Chandler Monteverde stepped out from behind the bleachers, hands shoved deep in his jacket pockets, storm-grey eyes locked on Oliver with the kind of simmering fury you couldn't teach.

He moved with lazy confidence, but every line of his body screamed threat.

Oliver stiffened. "This is none of your business, Monteverde."

Chandler ignored him completely.

He walked up to me—closer than anyone ever dared—and brushed a fallen leaf from my shoulder. His fingers lingered just a second too long.

"You alright?" he asked softly, gaze never leaving mine.

My throat tightened. "I'm fine."

"Doesn't look like it," he murmured.

Oliver stepped forward. "Step away from her."

Chandler turned, slow, deliberate. His smirk was lethal.

"Or what?" he teased. "You'll guilt-trip her again?"

Oliver's face reddened. "This doesn't concern you."

"It does now." Chandler's voice dropped to a dangerous rumble. "You don't get to talk to her like that."

The tension in the air thickened, Alpha pheromones pressing against each other like colliding storms. Even from where I stood, it made my knees weak.

"Don't interfere," Oliver bit out.

"Then stop making her cry," Chandler shot back. "Or I'll give you a reason to."

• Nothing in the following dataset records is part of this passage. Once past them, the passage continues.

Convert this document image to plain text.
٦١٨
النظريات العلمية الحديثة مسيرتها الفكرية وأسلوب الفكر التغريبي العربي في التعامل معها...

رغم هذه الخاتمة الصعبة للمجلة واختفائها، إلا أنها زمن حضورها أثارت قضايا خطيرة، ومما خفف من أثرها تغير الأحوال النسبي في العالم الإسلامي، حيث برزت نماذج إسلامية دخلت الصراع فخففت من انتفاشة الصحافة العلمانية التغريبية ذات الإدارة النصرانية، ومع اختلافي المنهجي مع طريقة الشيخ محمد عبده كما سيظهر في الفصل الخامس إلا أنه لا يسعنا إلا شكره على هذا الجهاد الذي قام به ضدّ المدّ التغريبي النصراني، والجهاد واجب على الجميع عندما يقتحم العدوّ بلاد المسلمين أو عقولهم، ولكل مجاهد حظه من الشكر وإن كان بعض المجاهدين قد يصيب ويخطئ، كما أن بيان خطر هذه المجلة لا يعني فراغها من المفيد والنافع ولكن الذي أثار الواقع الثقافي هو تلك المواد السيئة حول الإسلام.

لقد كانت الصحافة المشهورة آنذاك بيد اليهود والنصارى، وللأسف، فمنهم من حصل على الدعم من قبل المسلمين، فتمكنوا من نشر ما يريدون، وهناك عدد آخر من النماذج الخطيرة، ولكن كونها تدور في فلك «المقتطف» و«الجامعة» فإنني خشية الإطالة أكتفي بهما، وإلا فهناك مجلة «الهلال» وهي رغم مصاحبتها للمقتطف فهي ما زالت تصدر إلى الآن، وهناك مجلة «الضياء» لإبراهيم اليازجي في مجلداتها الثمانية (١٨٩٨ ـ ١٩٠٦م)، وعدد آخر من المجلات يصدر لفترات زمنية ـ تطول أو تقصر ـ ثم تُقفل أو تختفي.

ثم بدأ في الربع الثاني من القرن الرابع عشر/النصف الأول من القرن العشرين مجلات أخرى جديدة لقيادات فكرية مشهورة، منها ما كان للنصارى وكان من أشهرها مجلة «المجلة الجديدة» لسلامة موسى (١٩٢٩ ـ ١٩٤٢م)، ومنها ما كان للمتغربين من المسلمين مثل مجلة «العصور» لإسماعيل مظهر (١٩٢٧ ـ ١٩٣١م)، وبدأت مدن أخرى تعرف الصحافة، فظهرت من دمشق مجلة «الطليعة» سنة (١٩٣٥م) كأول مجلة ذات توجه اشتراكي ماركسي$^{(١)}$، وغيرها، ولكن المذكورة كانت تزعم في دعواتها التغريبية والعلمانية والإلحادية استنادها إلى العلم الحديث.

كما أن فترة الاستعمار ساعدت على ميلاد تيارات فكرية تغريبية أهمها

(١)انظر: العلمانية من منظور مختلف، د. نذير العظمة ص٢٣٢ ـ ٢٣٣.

For a moment, I thought they'd fight right there.

Oliver's jaw clenched.

Chandler's fists tightened.

And in the middle, I suddenly felt very, very small.

"Stop it," I whispered.

They both turned to me.

"I'm done with this conversation." My voice shook, but I stood straighter. "And I'm done letting either of you decide what I should do."

Oliver looked devastated.

Chandler looked… proud. And furious on my behalf.

"Elleanore—" Oliver called.

But I didn't look back.

Not even once.

When I got home that night, the house felt too quiet. Too hollow. Elliot's empty room glowed faintly from the hallway, the blanket rumpled, the broken phone still lying on the floor.

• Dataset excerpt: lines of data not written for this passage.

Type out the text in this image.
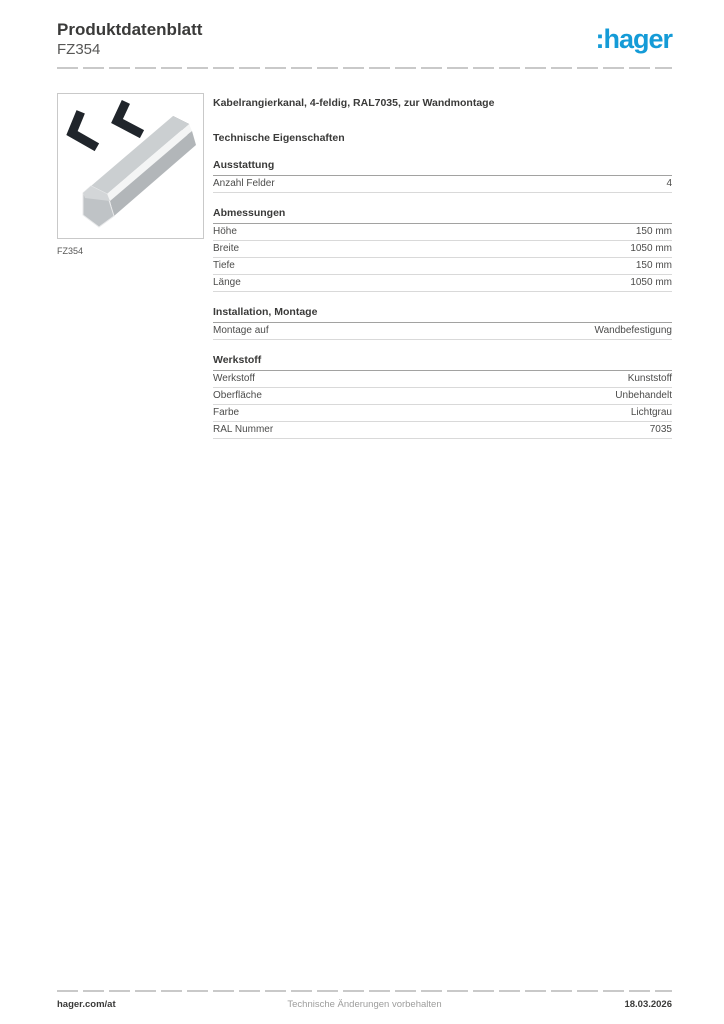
Produktdatenblatt
FZ354	:hager
FZ354
Kabelrangierkanal, 4-feldig, RAL7035, zur Wandmontage
Technische Eigenschaften
Ausstattung
Anzahl Felder	4
Abmessungen
Höhe	150 mm
Breite	1050 mm
Tiefe	150 mm
Länge	1050 mm
Installation, Montage
Montage auf	Wandbefestigung
Werkstoff
Werkstoff	Kunststoff
Oberfläche	Unbehandelt
Farbe	Lichtgrau
RAL Nummer	7035
hager.com/at	Technische Änderungen vorbehalten	18.03.2026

The letter sat on my desk.

Waiting.

Mocking.

Demanding.

I picked it up again.

Read the words again.

Felt the truth again.

Elliot wasn't coming back.

And if I didn't take his place at the Academy—

I would lose everything he tried to protect.

Mom.

Our home.

Our entire future.

I looked at my reflection in the window—soft eyes, long black hair, trembling lips.

An Omega girl with no place in an Alpha world.

But in the glass, I also saw something else.

A shadow of Elliot.

My twin.

My mirror. 

His face layered over mine.

My breath hitched.

And without thinking—without giving myself the chance to fall apart—I whispered the words that would change everything:

"I'll go in your place."

My voice cracked.

"I'll be you."

Tears slipped down my cheeks, but I didn't wipe them away.

"For you, Elliot," I whispered. "I'll do it for you."

Outside, the night was silent again.

Too silent.

The kind that comes before a life is rewritten.